Archive for June, 2005

computer problems

Friday, June 24th, 2005

I hate computers. Thinking it may be a good idea to consolidate some of our machines into virtual images under Xen, UML, or VServers.

Recently my workstation ran out of memory/swap at nearly 1 year uptime. It hadn't been rebooted since I moved into the house. Of course, Linux went crazy and killed the X server instead of whatever was responsible, so the console was unusable, and ssh couldn't fork a shell process, so I had no choice but to hit the reset button.

Today:
The power went out at home around 4:30 while I was at work. Eventually, the UPSes shut down, so I noticed a lack of network connectivity to my home machines at that point. The UPSes powered back on, but hardly any machine came back up correctly. The server console IBM keyboard was non-functional for some reason…

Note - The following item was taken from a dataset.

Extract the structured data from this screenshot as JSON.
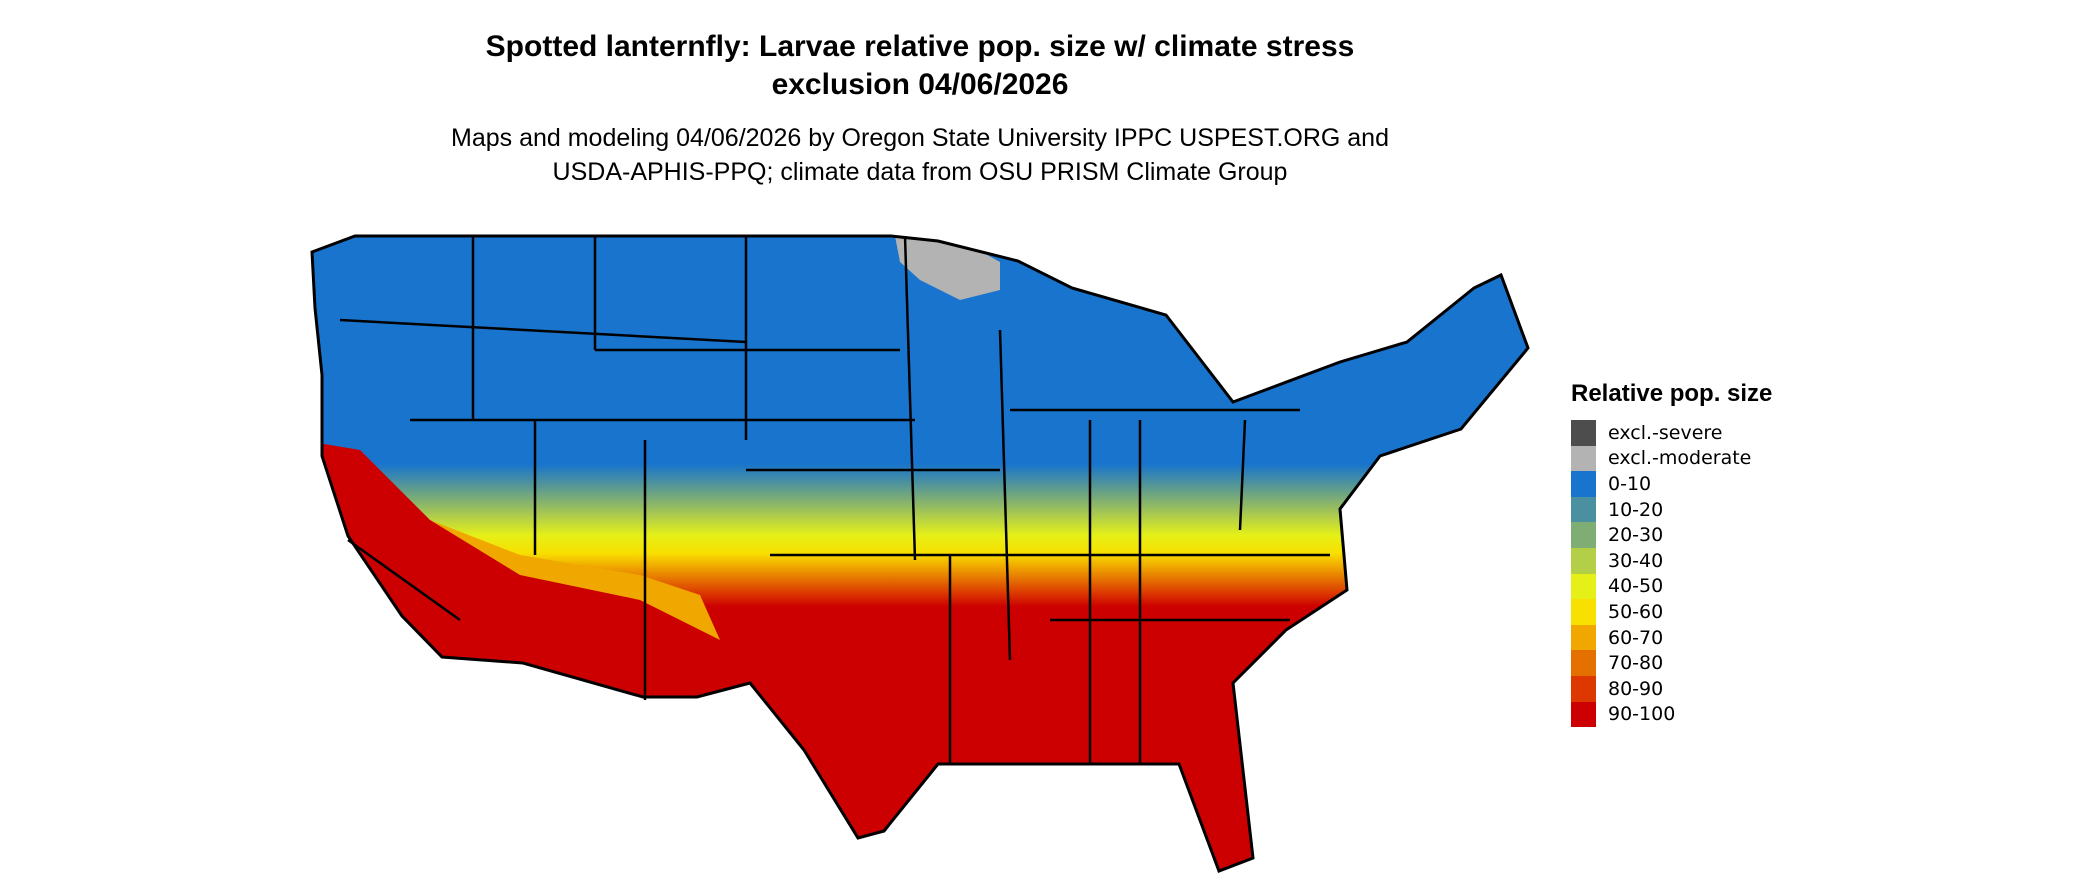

router: Couldn't bring up the network because of a malformed interfaces file that it had previously accepted. DNS server was non-functional, upgraded to latest version and re-did config files, seemed to fix it.
hydra: Can't find kernel. Of course, this machine has a non-functional PS/2 keyboard/mouse bus, so a console is impossible to use on it. The hard drive will have to be examined in another machine.
dbz: Couldn't log in because pam_krb5 couldn't find krb5.conf – even though pam_krb5 is optional! Sigh. I have the same problem on laptops since they are frequently disconnected from the network. Filed a bug.
zephyr: Came back up and auto-fscked after the outage. Spewing ATA errors all over the console because the Maxtor drive is all of a sudden dying, fsck continues blindly and “fixes” whatever it finds, probably trashing whatever I might have otherwise been able to recover. A SMART test on the drive fails out immediately. Applied for advance RMA. May have to send this one to a recovery house. fsck should not be so braindead when there is obviously a failing hardware. It should also not attempt to fsck partitions which are set 'noauto'. Just in case, I will be getting a new power supply for this machine because this is the third Maxtor drive which has failed within two years with it.
fileserver: Rebooted into 2.6 kernel with no RAID. ide-generic is not depended on by any IDE drivers, so it had to be entered into the initrd modules list or no hard drive was accessible. Apparently RAID and udev don't get along, so mdadm needs to create the md device nodes. CPU fan alarm was on, but this time it was not a false alarm – CPU2 fan had become clogged and noisy. Took it off the heatsink, blew both pieces off with compressed air, and oiled the fan, plugged the hole with lithium grease since it was previously capped with hard plastic. We will see how long it lasts.

blizzard,aurora,syrinx: since fileserver and DNS were down, these machines were very confused.
laptop: CD drive no longer responds correctly to ATA identify commands, so the drive is impossible to use.

I definitely need a supply of spare fans as well as a big enough hard drive to back up my 200 gig, two 40 gigs and 20 gig. Hard drive failures are ridiculously annoying.